We used Neural Networks to Detect Clickbaits: You won't believe what happened Next!¶
Authors: Ankesh Anand, Tanmoy Chakraborty, Noseong Park Venue: arXiv:1612.01340 — arXiv
TL;DR¶
Clickbaits exploit curiosity gaps to drive clicks on disappointing content. This paper proposes bidirectional RNNs with distributed word embeddings and character-level embeddings for clickbait detection, achieving 98% accuracy on a 15,000-headline dataset — a 5% improvement over hand-crafted feature baselines.
Contributions¶
- Novel neural network architecture combining word and character embeddings for clickbait detection
- Comparison of RNN variants (standard RNN, LSTM, GRU) in bidirectional setting
- Empirical evaluation on a balanced 15,000-headline dataset with state-of-the-art results
- Demonstration that deep learning eliminates the need for heavy feature engineering in this task
Method¶
The model uses a bidirectional RNN architecture with three main components:
Embedding Layer: Each input word is embedded as a concatenation of (1) pre-trained 300-dimensional word2vec embeddings from Google News and (2) character-level embeddings learned via a 3-layer 1D CNN with ReLU activations and max-pooling. Character embeddings capture orthographic and morphological features while handling out-of-vocabulary words.
Hidden Layer: A bidirectional RNN processes the embedded sequence in both directions to capture contextual information. The paper evaluates three RNN architectures: standard RNNs, LSTMs (which use gating to preserve long-range dependencies), and GRUs (a simpler gated variant). The final hidden state becomes a fixed-size representation.
Output Layer: The RNN representation passes through a fully connected network with a sigmoid output node for binary classification (clickbait vs. non-clickbait).

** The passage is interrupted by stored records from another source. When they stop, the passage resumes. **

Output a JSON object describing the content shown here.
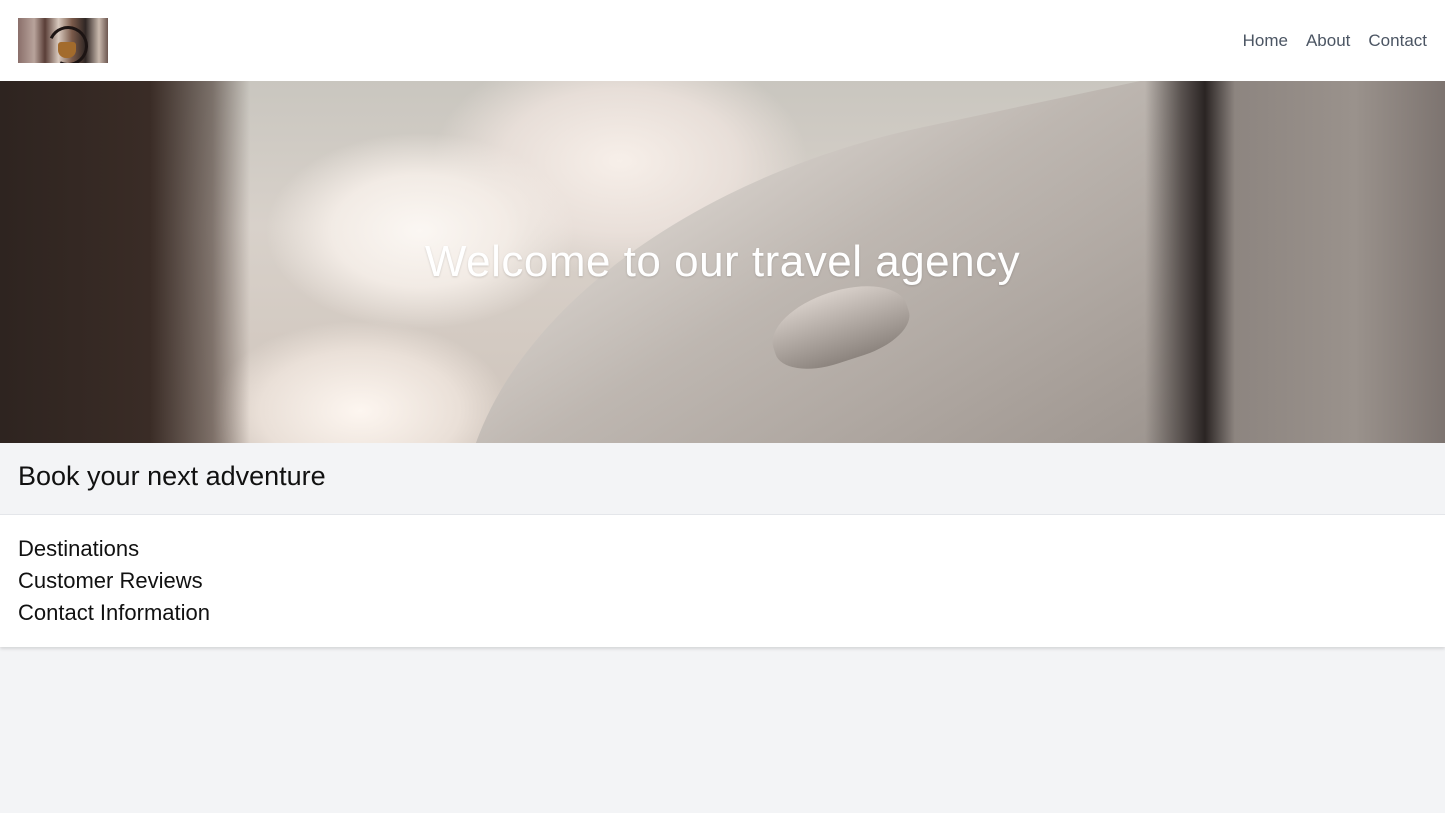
{
  "header": {
    "logo_icon": "travel-agency-logo",
    "nav": [
      {
        "label": "Home"
      },
      {
        "label": "About"
      },
      {
        "label": "Contact"
      }
    ]
  },
  "hero": {
    "title": "Welcome to our travel agency",
    "image": "airplane-window-wing-clouds"
  },
  "booking": {
    "heading": "Book your next adventure"
  },
  "sections": {
    "items": [
      {
        "label": "Destinations"
      },
      {
        "label": "Customer Reviews"
      },
      {
        "label": "Contact Information"
      }
    ]
  }
}
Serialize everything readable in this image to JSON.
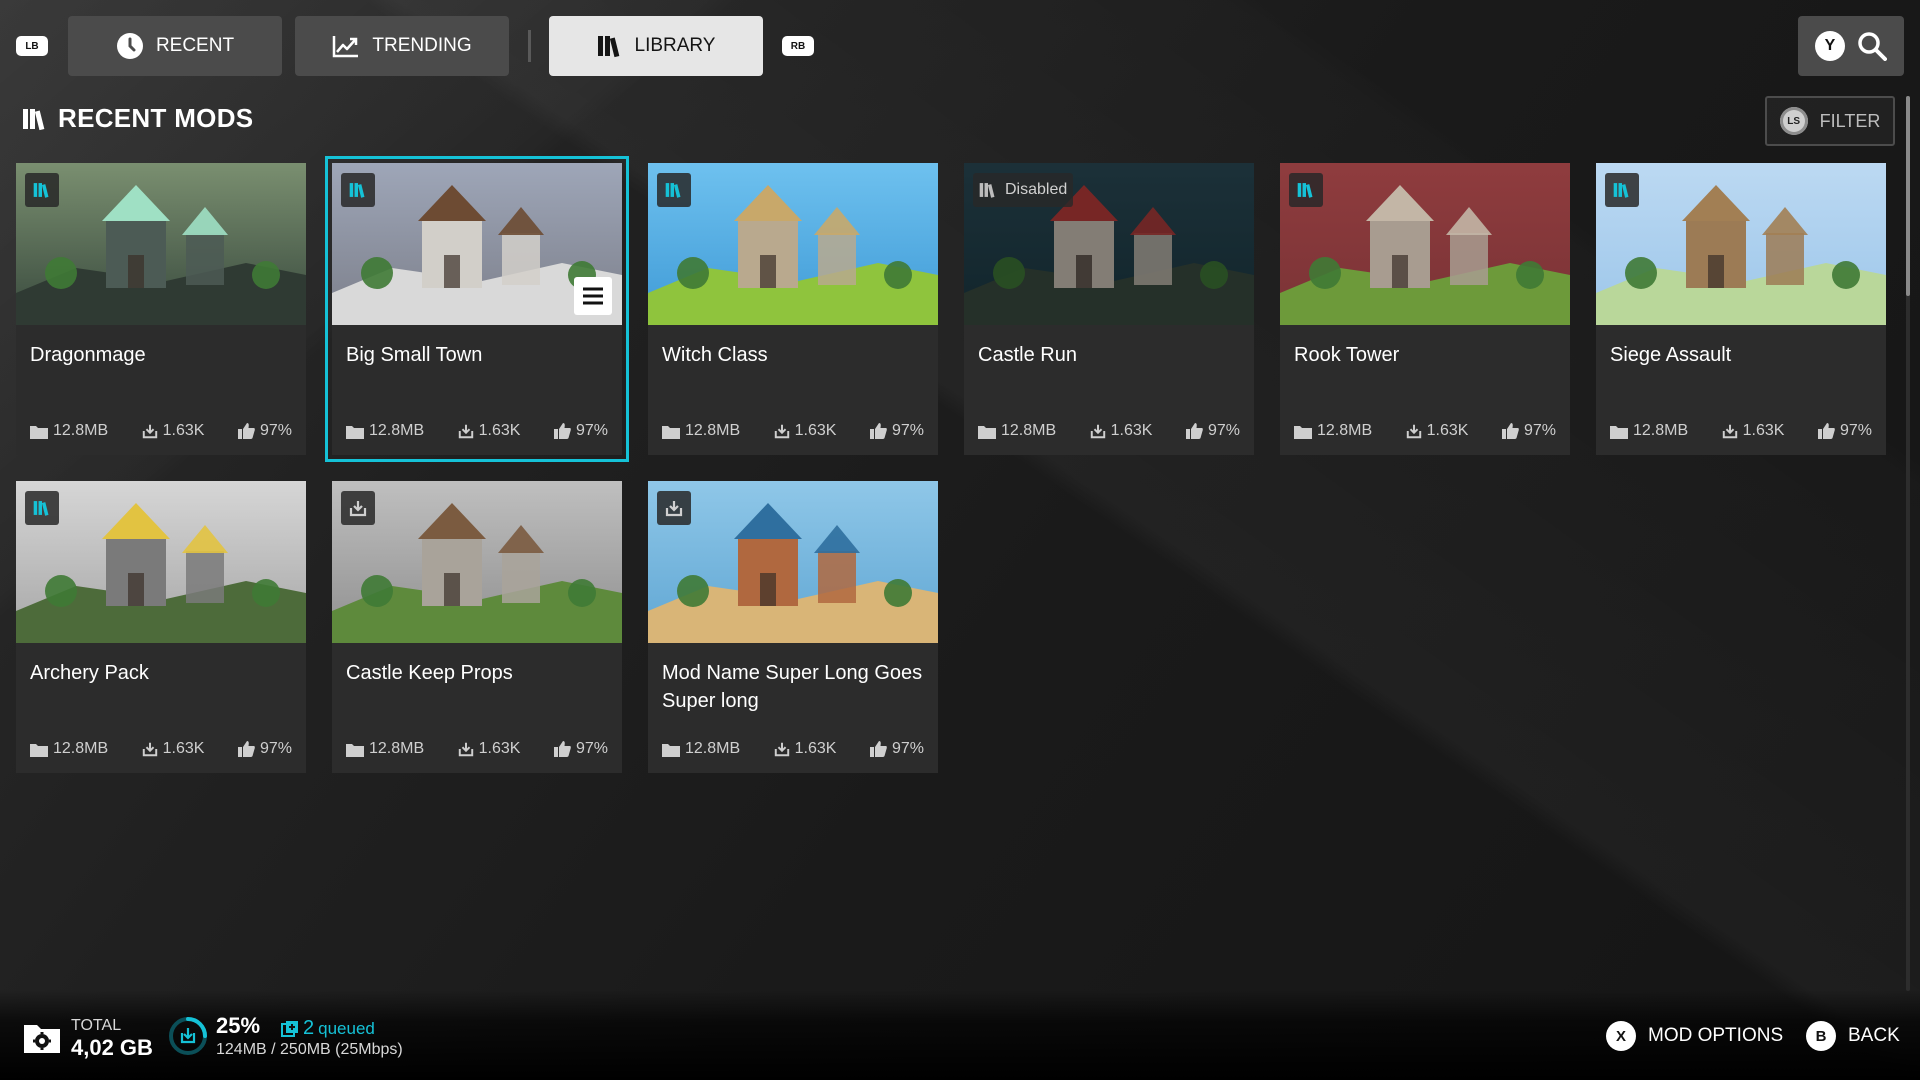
{
  "topbar": {
    "left_bumper": "LB",
    "right_bumper": "RB",
    "tabs": [
      {
        "label": "RECENT",
        "icon": "clock-icon",
        "active": false
      },
      {
        "label": "TRENDING",
        "icon": "trending-chart-icon",
        "active": false
      },
      {
        "label": "LIBRARY",
        "icon": "library-books-icon",
        "active": true
      }
    ],
    "search_button_glyph": "Y"
  },
  "section": {
    "title": "RECENT MODS",
    "filter_label": "FILTER",
    "filter_glyph": "LS"
  },
  "mods": [
    {
      "name": "Dragonmage",
      "size": "12.8MB",
      "downloads": "1.63K",
      "rating": "97%",
      "badge": "library",
      "theme": "dragon"
    },
    {
      "name": "Big Small Town",
      "size": "12.8MB",
      "downloads": "1.63K",
      "rating": "97%",
      "badge": "library",
      "theme": "town",
      "selected": true
    },
    {
      "name": "Witch Class",
      "size": "12.8MB",
      "downloads": "1.63K",
      "rating": "97%",
      "badge": "library",
      "theme": "witch"
    },
    {
      "name": "Castle Run",
      "size": "12.8MB",
      "downloads": "1.63K",
      "rating": "97%",
      "badge": "disabled",
      "badge_text": "Disabled",
      "theme": "castle"
    },
    {
      "name": "Rook Tower",
      "size": "12.8MB",
      "downloads": "1.63K",
      "rating": "97%",
      "badge": "library",
      "theme": "rook"
    },
    {
      "name": "Siege Assault",
      "size": "12.8MB",
      "downloads": "1.63K",
      "rating": "97%",
      "badge": "library",
      "theme": "siege"
    },
    {
      "name": "Archery Pack",
      "size": "12.8MB",
      "downloads": "1.63K",
      "rating": "97%",
      "badge": "library",
      "theme": "archery"
    },
    {
      "name": "Castle Keep Props",
      "size": "12.8MB",
      "downloads": "1.63K",
      "rating": "97%",
      "badge": "download",
      "theme": "keep"
    },
    {
      "name": "Mod Name Super Long Goes Super long",
      "size": "12.8MB",
      "downloads": "1.63K",
      "rating": "97%",
      "badge": "download",
      "theme": "pirate"
    }
  ],
  "bottombar": {
    "total_label": "TOTAL",
    "total_value": "4,02 GB",
    "download_percent": "25%",
    "progress_fraction": 0.25,
    "queued_count": "2",
    "queued_text": "queued",
    "download_detail": "124MB / 250MB (25Mbps)",
    "mod_options_glyph": "X",
    "mod_options_label": "MOD OPTIONS",
    "back_glyph": "B",
    "back_label": "BACK"
  },
  "colors": {
    "accent": "#15c2d7",
    "tab_bg": "#4b4b4b",
    "tab_active_bg": "#e6e6e6",
    "card_bg": "#2c2c2c"
  }
}
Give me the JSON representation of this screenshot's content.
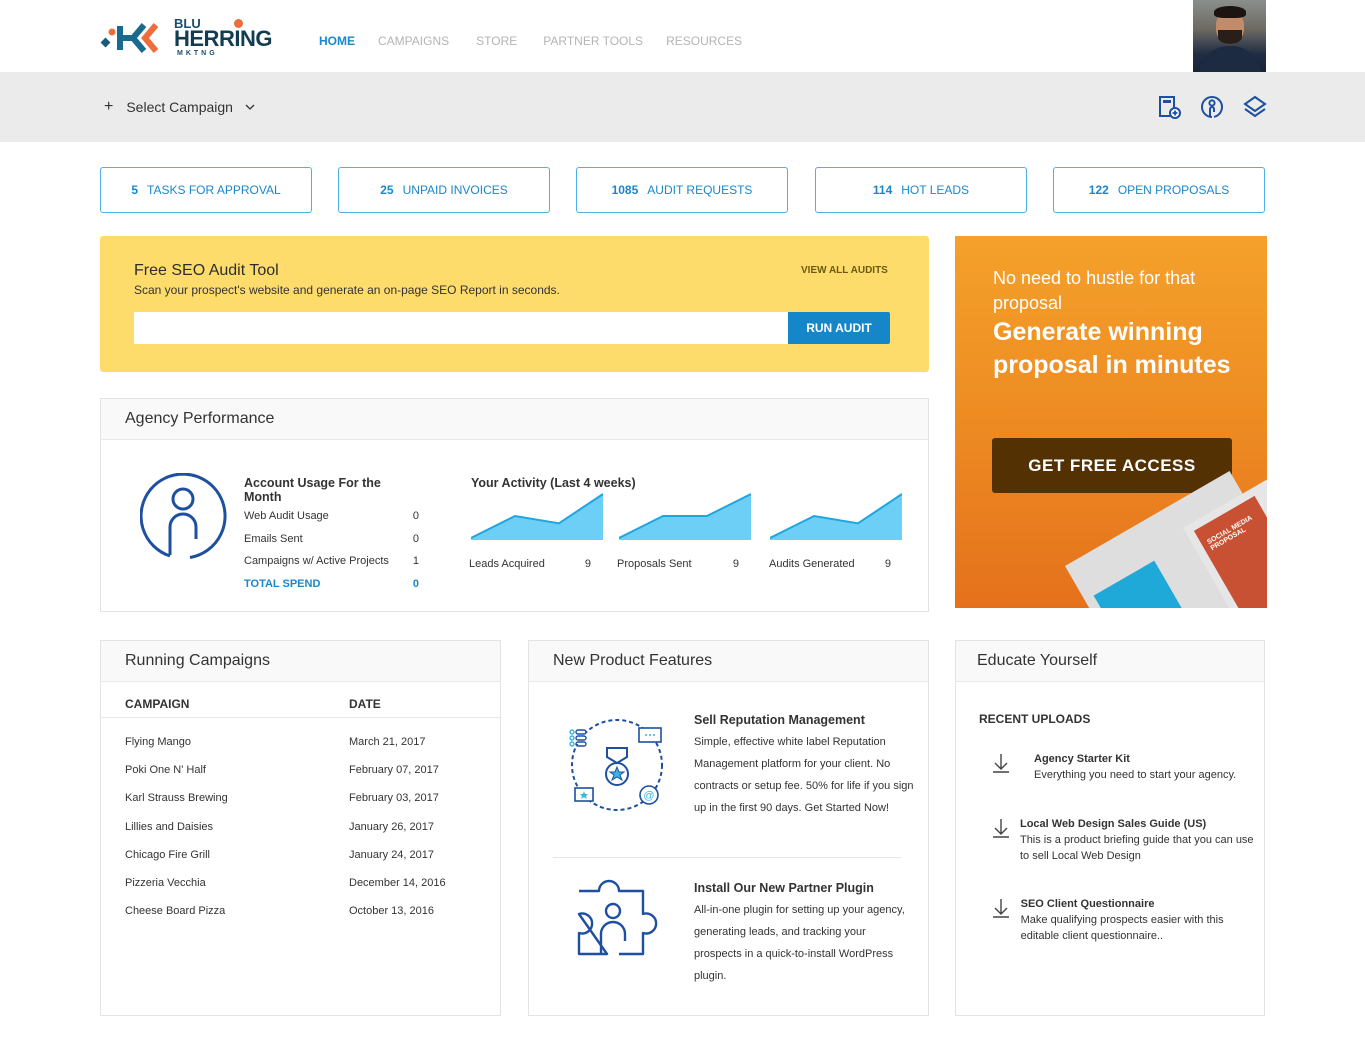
{
  "brand": {
    "line1": "BLU",
    "line2": "HERRING",
    "line3": "MKTNG"
  },
  "nav": [
    {
      "label": "HOME",
      "active": true
    },
    {
      "label": "CAMPAIGNS",
      "active": false
    },
    {
      "label": "STORE",
      "active": false
    },
    {
      "label": "PARTNER TOOLS",
      "active": false
    },
    {
      "label": "RESOURCES",
      "active": false
    }
  ],
  "subbar": {
    "plus": "+",
    "select_campaign": "Select Campaign",
    "icons": [
      "add-document-icon",
      "user-circle-icon",
      "layers-icon"
    ]
  },
  "stats": [
    {
      "count": "5",
      "label": "TASKS FOR APPROVAL"
    },
    {
      "count": "25",
      "label": "UNPAID INVOICES"
    },
    {
      "count": "1085",
      "label": "AUDIT REQUESTS"
    },
    {
      "count": "114",
      "label": "HOT LEADS"
    },
    {
      "count": "122",
      "label": "OPEN PROPOSALS"
    }
  ],
  "seo": {
    "title": "Free SEO Audit Tool",
    "description": "Scan your prospect's website and generate an on-page SEO Report in seconds.",
    "view_all": "VIEW ALL AUDITS",
    "input_value": "",
    "run_label": "RUN AUDIT"
  },
  "promo": {
    "tagline": "No need to hustle for that proposal",
    "headline": "Generate winning proposal in minutes",
    "button": "GET FREE ACCESS",
    "doc_label": "SOCIAL MEDIA PROPOSAL"
  },
  "performance": {
    "title": "Agency Performance",
    "usage_title": "Account Usage For the Month",
    "usage": [
      {
        "label": "Web Audit Usage",
        "value": "0"
      },
      {
        "label": "Emails Sent",
        "value": "0"
      },
      {
        "label": "Campaigns w/ Active Projects",
        "value": "1"
      }
    ],
    "total_label": "TOTAL SPEND",
    "total_value": "0",
    "activity_title": "Your Activity (Last 4 weeks)",
    "activity": [
      {
        "label": "Leads Acquired",
        "value": "9",
        "trend": [
          0,
          4.5,
          3,
          9
        ]
      },
      {
        "label": "Proposals Sent",
        "value": "9",
        "trend": [
          0,
          4.5,
          4.5,
          9
        ]
      },
      {
        "label": "Audits Generated",
        "value": "9",
        "trend": [
          0,
          4.5,
          3,
          9
        ]
      }
    ]
  },
  "campaigns": {
    "title": "Running Campaigns",
    "columns": [
      "CAMPAIGN",
      "DATE"
    ],
    "rows": [
      [
        "Flying Mango",
        "March 21, 2017"
      ],
      [
        "Poki One N' Half",
        "February 07, 2017"
      ],
      [
        "Karl Strauss Brewing",
        "February 03, 2017"
      ],
      [
        "Lillies and Daisies",
        "January 26, 2017"
      ],
      [
        "Chicago Fire Grill",
        "January 24, 2017"
      ],
      [
        "Pizzeria Vecchia",
        "December 14, 2016"
      ],
      [
        "Cheese Board Pizza",
        "October 13, 2016"
      ]
    ]
  },
  "features": {
    "title": "New Product Features",
    "items": [
      {
        "title": "Sell Reputation Management",
        "text": "Simple, effective white label Reputation Management platform for your client. No contracts or setup fee. 50% for life if you sign up in the first 90 days. Get Started Now!",
        "icon": "reputation-medal-icon"
      },
      {
        "title": "Install Our New Partner Plugin",
        "text": "All-in-one plugin for setting up your agency, generating leads, and tracking your prospects in a quick-to-install WordPress plugin.",
        "icon": "puzzle-plugin-icon"
      }
    ]
  },
  "educate": {
    "title": "Educate Yourself",
    "subtitle": "RECENT UPLOADS",
    "uploads": [
      {
        "title": "Agency Starter Kit",
        "text": "Everything you need to start your agency."
      },
      {
        "title": "Local Web Design Sales Guide (US)",
        "text": "This is a product briefing guide that you can use to sell Local Web Design"
      },
      {
        "title": "SEO Client Questionnaire",
        "text": "Make qualifying prospects easier with this editable client questionnaire.."
      }
    ]
  },
  "colors": {
    "accent": "#1a87c9",
    "seo_bg": "#fedc6b",
    "promo_orange": "#ed8b22",
    "promo_button": "#543103",
    "sparkline_fill": "#6dcff6",
    "sparkline_line": "#1fa6e0",
    "icon_blue": "#1e4fa0"
  }
}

The model is trained with mini-batch gradient descent (batch size 64), ADAM optimizer, binary cross-entropy loss, and dropout (rate 0.3) for regularization.
Results¶
On a balanced dataset of 15,000 headlines (7,500 clickbait from BuzzFeed/Upworthy/ViralNova, 7,500 non-clickbait from Wikinews):
| Model | Accuracy | Precision | Recall | F1 | ROC-AUC |
|---|---|---|---|---|---|
| BiLSTM (CE+WE) | 0.98 | 0.98 | 0.98 | 0.98 | 0.99 |
| Chakraborty et al. (SVM) | 0.93 | 0.95 | 0.90 | 0.93 | 0.97 |
The bidirectional LSTM with combined embeddings outperforms all baselines, achieving >5% accuracy improvement and >2% ROC-AUC improvement over the state-of-the-art SVM model.
Connections¶
- Clickbait — directly addresses clickbait detection via neural networks
- Deep learning — deep neural network methods applied to text classification
- Recurrent Neural Networks — employs bidirectional LSTM and GRU architectures
- Text classification — headline classification task
Notes¶
This paper demonstrates the effectiveness of deep learning over feature engineering for clickbait detection. The use of both word and character embeddings is well-motivated: word embeddings capture semantic content while character embeddings handle morphological cues that signal clickbait (e.g., excessive punctuation, capitalization patterns). The evaluation via 10-fold cross-validation is rigorous, though limited to English headlines. The paper promises to open-source the model weights for reproducibility, though this is now standard practice.